Dr. Sarah Markiewicz arbeitete fast 10 Jahre als Forscherin und Dozentin für Interkulturelle Theologie an der Humboldt-Universität zu Berlin. Im Jahr 2014 dissertierte sie über die Bedeutung des interreligiösen und interkulturellen Dialogs zwischen Christen und Muslimen. Die studierte Humanistin ist heute Social Cohesion Advisor im Malteser International-Wiederaufbauprogramm für Rückkehrer in die irakische Ninewa-Ebene und setzt sich dort für ein friedliches Zusammenleben und den Dialog zwischen den zahlreichen ethnischen und religiösen Gruppen in der Region ein.

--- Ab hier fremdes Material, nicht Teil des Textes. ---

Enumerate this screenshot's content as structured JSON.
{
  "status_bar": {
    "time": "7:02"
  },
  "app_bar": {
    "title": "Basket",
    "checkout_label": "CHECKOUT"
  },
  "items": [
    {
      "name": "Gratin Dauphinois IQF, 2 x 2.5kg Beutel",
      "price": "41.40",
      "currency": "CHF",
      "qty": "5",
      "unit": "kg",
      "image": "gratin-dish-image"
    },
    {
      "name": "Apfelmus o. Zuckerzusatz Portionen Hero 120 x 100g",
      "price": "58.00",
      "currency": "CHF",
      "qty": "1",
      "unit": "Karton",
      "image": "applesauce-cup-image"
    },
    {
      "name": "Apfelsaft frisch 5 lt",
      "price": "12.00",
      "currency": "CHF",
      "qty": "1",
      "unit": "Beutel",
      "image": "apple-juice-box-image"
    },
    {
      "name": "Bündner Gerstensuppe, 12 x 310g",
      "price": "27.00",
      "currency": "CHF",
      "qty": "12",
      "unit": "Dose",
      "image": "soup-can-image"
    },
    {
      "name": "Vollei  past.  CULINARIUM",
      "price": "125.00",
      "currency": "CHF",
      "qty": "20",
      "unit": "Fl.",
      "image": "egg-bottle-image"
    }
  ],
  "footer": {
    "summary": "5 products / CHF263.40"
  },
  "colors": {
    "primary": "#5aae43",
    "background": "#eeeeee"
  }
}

Wie hat Dein Weg Dich in die humanitäre Hilfe geführt?

Ich zog 2014 mit einem Postdoc-Stipendium nach Jordanien. Mein Forschungsprojekt konzentrierte sich auf christlich-muslimische Identitäten in der Levante und ihre Wechselwirkungen entlang religiöser, nationaler und ethnischer Grenzen. Ich wollte die Perspektive derjenigen verstehen, die am unteren Ende der Nahrungskette stehen – der Flüchtlinge. Deshalb meldete ich mich gleichzeitig zur Freiwilligenarbeit bei der Caritas Jordan in Amman, die sich um Flüchtlinge aus Syrien kümmert. Dies geschah kurz nachdem der IS die Kontrolle über Mossul übernommen hatte. Für mich war das eine intensive, aber sehr interessante Erfahrung, die mir die Augen darüber öffnete, wie wichtig es ist, akademische und humanitäre Belange zu verbinden. Dort wurde mir auch klar, dass humanitäre Hilfe religiöse Aspekte berücksichtigen muss.

Zur gleichen Zeit meiner Rückkehr nach Deutschland im Jahr 2015 kamen auch viele Flüchtlinge ins Land. Mein Wunsch, praxisnäher zu arbeiten, verfestigte sich bei meiner Freiwilligenarbeit mit ihnen. In den folgenden Jahren konnte ich meine Kenntnisse in vielen interessanten Bereichen vertiefen. Dazu zählten die Themen Sozialer Zusammenhalt, Prävention von gewalttätigem Extremismus, Jugendengagement, Interreligiöser Dialog und Treiber der Radikalisierung. Als ich dann die Ausschreibung meiner heutigen Stelle entdeckte, war mir sofort klar, dass ich meine Berufung gefunden hatte!

Gab es Momente in Deiner Karriere, in denen sich Dein Geschlecht positiv oder auch negativ ausgewirkt hat?

Das ist schwer zu sagen. Ich habe in meiner Kindheit eine liberale Mädchenschule besucht, wo mir von klein auf beigebracht wurde, dass ich die gleichen Rechte und Chancen wie Männer habe. Von meinen Arbeitgebern und der überwältigenden Mehrheit meiner Kollegen habe ich mich immer geschätzt gefühlt.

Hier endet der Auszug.